An estimated 368 million passengers flew in 2020, the lowest number since 1984 when 351 million flew, according to the Bureau of Transportation Statistics.
The month after the Centers for Disease Control declared a global pandemic, April saw the biggest drop in U.S. passenger traffic. Three million people took to the skies that month, a 96% year-over-year drop and the lowest monthly total in BTS records since 1974. The previous low was 14.6 million passengers in February 1975, according to data released this week by BTS.
The nation’s largest airlines in the U.S. lost a combined $46 billion in pre-tax losses, according to industry trade group Airlines for America (A4A).

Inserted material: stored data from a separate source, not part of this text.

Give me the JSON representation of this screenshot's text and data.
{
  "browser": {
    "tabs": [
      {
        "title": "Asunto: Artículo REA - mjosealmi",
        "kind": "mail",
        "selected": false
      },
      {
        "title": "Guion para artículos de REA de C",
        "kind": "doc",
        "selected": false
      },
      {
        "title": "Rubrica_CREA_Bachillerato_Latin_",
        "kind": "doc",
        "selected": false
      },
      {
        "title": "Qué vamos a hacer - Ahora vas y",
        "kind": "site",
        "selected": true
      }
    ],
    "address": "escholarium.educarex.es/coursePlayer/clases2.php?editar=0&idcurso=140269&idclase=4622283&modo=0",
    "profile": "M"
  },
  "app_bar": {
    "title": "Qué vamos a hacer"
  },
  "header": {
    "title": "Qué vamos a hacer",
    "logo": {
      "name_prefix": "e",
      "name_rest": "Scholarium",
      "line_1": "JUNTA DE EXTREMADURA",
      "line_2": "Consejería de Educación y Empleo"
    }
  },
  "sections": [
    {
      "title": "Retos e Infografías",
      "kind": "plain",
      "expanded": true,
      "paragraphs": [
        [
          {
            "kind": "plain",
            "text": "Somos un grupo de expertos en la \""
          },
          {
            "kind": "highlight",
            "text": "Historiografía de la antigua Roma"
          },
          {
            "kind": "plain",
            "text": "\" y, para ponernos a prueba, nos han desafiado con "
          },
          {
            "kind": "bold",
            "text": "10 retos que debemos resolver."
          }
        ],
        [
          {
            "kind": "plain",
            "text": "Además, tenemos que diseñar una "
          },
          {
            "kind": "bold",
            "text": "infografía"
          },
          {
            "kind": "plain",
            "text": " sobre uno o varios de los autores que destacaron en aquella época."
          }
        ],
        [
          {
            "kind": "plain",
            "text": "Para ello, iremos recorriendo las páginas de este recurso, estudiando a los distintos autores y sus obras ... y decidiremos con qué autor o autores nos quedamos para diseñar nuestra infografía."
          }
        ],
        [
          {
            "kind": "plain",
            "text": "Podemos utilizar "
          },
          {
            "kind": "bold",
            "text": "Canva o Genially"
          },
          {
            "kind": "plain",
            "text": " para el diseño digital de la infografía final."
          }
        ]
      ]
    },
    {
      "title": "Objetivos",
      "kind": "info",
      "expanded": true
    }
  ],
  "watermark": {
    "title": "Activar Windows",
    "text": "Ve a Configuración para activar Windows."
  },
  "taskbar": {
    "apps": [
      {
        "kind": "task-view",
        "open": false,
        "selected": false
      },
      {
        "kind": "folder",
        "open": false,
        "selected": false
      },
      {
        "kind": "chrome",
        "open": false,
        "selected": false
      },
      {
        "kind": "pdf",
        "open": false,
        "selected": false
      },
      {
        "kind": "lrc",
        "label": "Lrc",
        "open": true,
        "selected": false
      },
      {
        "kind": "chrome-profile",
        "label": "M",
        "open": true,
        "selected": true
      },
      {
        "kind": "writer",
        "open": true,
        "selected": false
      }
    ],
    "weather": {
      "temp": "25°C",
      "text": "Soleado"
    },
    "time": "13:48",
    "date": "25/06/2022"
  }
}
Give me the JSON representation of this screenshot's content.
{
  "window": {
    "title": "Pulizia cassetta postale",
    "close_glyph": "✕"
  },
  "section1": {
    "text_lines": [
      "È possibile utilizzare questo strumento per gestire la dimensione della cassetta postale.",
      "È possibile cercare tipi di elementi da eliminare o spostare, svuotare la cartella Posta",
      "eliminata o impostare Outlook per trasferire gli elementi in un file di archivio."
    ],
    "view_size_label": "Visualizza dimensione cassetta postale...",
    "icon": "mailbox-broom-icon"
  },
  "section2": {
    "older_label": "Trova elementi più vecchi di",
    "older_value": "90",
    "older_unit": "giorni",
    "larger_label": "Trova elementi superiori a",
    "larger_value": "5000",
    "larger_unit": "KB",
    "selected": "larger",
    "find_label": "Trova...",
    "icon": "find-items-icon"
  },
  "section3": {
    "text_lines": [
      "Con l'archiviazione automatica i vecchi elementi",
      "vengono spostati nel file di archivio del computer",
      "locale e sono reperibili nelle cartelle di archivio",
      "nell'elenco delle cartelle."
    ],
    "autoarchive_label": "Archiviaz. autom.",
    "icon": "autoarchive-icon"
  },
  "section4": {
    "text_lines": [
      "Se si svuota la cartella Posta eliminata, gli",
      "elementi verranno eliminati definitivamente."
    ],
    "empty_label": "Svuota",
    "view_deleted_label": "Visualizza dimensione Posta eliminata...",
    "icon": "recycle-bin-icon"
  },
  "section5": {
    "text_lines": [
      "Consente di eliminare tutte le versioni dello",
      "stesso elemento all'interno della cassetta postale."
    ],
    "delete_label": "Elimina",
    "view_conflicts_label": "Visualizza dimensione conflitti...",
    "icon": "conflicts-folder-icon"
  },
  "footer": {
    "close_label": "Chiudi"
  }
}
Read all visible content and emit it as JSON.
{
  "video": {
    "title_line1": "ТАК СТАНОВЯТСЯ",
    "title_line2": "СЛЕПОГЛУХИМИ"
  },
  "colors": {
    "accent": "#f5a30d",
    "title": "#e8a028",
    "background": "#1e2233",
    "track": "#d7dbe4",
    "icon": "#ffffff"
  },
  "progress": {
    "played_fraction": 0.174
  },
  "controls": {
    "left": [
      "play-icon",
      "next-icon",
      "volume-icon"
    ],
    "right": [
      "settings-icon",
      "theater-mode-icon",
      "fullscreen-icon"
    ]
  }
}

International travel was hit worse than domestic due to government restrictions and fears over COVID-19 spread. The biggest drops were on flights between the U.S. and China, Australia and Hong Kong, all seeing a 98% percent year-over-year drop.

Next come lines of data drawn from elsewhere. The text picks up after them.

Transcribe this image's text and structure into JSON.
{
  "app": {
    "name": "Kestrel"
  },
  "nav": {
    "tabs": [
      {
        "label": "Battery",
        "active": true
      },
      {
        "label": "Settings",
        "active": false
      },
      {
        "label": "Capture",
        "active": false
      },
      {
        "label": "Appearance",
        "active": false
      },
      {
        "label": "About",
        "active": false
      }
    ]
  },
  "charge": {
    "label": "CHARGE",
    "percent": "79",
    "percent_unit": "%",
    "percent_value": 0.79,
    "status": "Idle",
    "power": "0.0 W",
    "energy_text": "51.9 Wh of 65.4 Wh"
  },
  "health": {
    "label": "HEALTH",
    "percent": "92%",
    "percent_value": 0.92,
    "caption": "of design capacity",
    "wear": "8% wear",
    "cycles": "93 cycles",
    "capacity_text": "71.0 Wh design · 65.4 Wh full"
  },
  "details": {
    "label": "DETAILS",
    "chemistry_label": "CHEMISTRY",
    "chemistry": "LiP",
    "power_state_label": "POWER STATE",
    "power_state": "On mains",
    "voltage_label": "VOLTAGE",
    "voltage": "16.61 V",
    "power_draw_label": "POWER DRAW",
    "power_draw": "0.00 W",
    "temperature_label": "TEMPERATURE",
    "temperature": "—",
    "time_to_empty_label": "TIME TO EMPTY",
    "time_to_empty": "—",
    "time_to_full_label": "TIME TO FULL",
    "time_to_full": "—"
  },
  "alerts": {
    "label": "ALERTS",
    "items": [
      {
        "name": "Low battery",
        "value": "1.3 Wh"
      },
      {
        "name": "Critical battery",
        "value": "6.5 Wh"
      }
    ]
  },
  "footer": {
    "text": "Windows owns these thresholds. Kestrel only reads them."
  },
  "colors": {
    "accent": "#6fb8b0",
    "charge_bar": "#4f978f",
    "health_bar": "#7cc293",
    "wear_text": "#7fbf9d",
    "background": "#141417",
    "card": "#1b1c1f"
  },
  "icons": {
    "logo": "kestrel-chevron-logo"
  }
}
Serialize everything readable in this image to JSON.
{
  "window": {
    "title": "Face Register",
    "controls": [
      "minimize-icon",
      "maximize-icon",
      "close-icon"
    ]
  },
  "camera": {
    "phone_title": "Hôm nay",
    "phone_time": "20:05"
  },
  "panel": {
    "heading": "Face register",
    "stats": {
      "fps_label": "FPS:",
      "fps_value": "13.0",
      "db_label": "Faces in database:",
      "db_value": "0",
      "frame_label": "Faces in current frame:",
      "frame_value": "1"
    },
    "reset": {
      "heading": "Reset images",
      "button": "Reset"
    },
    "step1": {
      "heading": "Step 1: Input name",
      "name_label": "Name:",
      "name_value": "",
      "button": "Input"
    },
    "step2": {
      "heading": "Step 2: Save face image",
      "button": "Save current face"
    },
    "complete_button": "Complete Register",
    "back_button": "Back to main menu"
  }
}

Overall, Mexico, the Dominican Republic and Colombia were the top three countries for non-stop international travelers.
As for 2021, Cancun, Mexico City and Guadalajara were the top three airports for passengers on direct flights to and from the United States in January, according to A4A.
By the numbers:
-Corporate travel is down 85%.
-U.S. airline employment fell by 93,283 jobs between March and November 2020. More jobs were lost in those eight months than were added over the preceding 10 years, according to A4A.
-There were 1,127 fewer aircraft flying in January 2021 versus January 2020.